Den Staat hat dies in diesem Jahr bisher rund 3,7 Milliarden Euro an Steuergeld gekostet, wie das Gesundheitsministerium auf Anfrage der „Rheinischen Post“ (Donnerstag) mitteilte. Laut Bundesregierung soll nach dem Ende der Gratis-Tests ein „angemessener Preis“ dafür selbst zu zahlen sein. Für die Testanbieter war die Vergütung zum 1. Juli auf 11,50 Euro für Sachkosten und das Testabnehmen gesenkt worden.

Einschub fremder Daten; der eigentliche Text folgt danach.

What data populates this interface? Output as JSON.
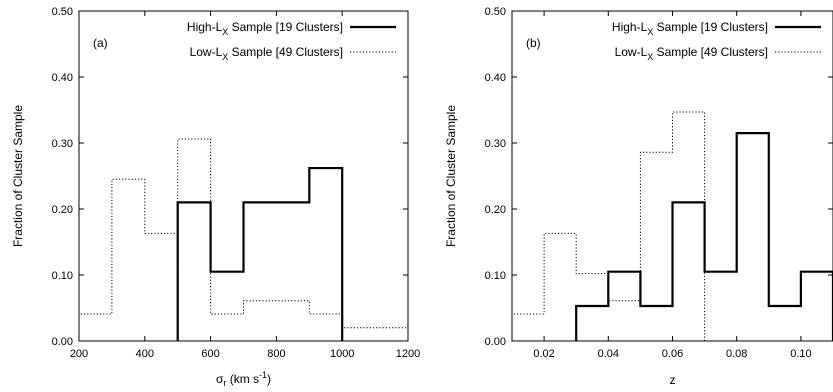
{
  "chart_data": [
    {
      "type": "histogram",
      "panel_label": "(a)",
      "xlabel": "σr (km s-1)",
      "ylabel": "Fraction of Cluster Sample",
      "xlim": [
        200,
        1200
      ],
      "ylim": [
        0,
        0.5
      ],
      "xticks": [
        200,
        400,
        600,
        800,
        1000,
        1200
      ],
      "xtick_labels": [
        "200",
        "400",
        "600",
        "800",
        "1000",
        "1200"
      ],
      "yticks": [
        0,
        0.1,
        0.2,
        0.3,
        0.4,
        0.5
      ],
      "ytick_labels": [
        "0.00",
        "0.10",
        "0.20",
        "0.30",
        "0.40",
        "0.50"
      ],
      "legend_position": "top-right",
      "series": [
        {
          "name": "High-LX Sample [19 Clusters]",
          "style": "solid",
          "bin_edges": [
            500,
            600,
            700,
            800,
            900,
            1000
          ],
          "values": [
            0.21,
            0.105,
            0.21,
            0.21,
            0.262
          ]
        },
        {
          "name": "Low-LX Sample [49 Clusters]",
          "style": "dotted",
          "bin_edges": [
            200,
            300,
            400,
            500,
            600,
            700,
            800,
            900,
            1000,
            1200
          ],
          "values": [
            0.041,
            0.245,
            0.163,
            0.306,
            0.041,
            0.061,
            0.061,
            0.041,
            0.02
          ]
        }
      ]
    },
    {
      "type": "histogram",
      "panel_label": "(b)",
      "xlabel": "z",
      "ylabel": "Fraction of Cluster Sample",
      "xlim": [
        0.01,
        0.11
      ],
      "ylim": [
        0,
        0.5
      ],
      "xticks": [
        0.02,
        0.04,
        0.06,
        0.08,
        0.1
      ],
      "xtick_labels": [
        "0.02",
        "0.04",
        "0.06",
        "0.08",
        "0.10"
      ],
      "yticks": [
        0,
        0.1,
        0.2,
        0.3,
        0.4,
        0.5
      ],
      "ytick_labels": [
        "0.00",
        "0.10",
        "0.20",
        "0.30",
        "0.40",
        "0.50"
      ],
      "legend_position": "top-right",
      "series": [
        {
          "name": "High-LX Sample [19 Clusters]",
          "style": "solid",
          "bin_edges": [
            0.03,
            0.04,
            0.05,
            0.06,
            0.07,
            0.08,
            0.09,
            0.1,
            0.11
          ],
          "values": [
            0.053,
            0.105,
            0.053,
            0.21,
            0.105,
            0.315,
            0.053,
            0.105
          ]
        },
        {
          "name": "Low-LX Sample [49 Clusters]",
          "style": "dotted",
          "bin_edges": [
            0.01,
            0.02,
            0.03,
            0.04,
            0.05,
            0.06,
            0.07
          ],
          "values": [
            0.041,
            0.163,
            0.102,
            0.061,
            0.286,
            0.347
          ]
        }
      ]
    }
  ]
}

Weitere Indikatoren für Corona-Maßnahmen

Vizekanzler Olaf Scholz (SPD) sprach sich dafür aus, dass der Bundestag die vorerst bis Ende September bestehende „epidemische Lage von nationaler Tragweite“ verlängert. „Das wird sein müssen, wenn man mich fragt“, sagte er am Mittwochabend bei einer Veranstaltung des Redaktionsnetzwerks Deutschland (RND) in Kiel. Der Vorsitzende des Bundestags-Gesundheitsausschusses, Erwin Rüddel (CDU), sagte dagegen dem RND: „Da derzeit und auch wohl zukünftig die Grundlage - also eine drohende Überlastung unseres Gesundheitssystems - nicht gegeben ist, kann ich mir sehr gut vorstellen, die pandemische Lage im September auslaufen zu lassen.“ Sie erlaubt dem Bund, direkt ohne den Bundesrat Verordnungen zu erlassen, etwa zu Tests und Impfungen.

Auch die Debatte um zusätzliche Kriterien für Corona-Beschränkungen geht weiter. Das Gesundheitsministerium erläuterte in einem Bericht, der an die Länder und den Bundestag ging, die Impfquote habe großen Einfluss auf das Bestimmen der Grenzwerte, ab denen weitere Maßnahmen nötig werden. Das Infektionsschutzgesetz ermögliche es bereits, neben der Zahl der Neuinfektionen weitere Indikatoren wie die Zahl neuer schwerer Klinikfälle (Hospitalisierungsinzidenz) und den Anteil von Covid-Patienten an der Kapazität der Intensivbetten heranzuziehen und auf dieser Basis transparente Warnstufen festzulegen.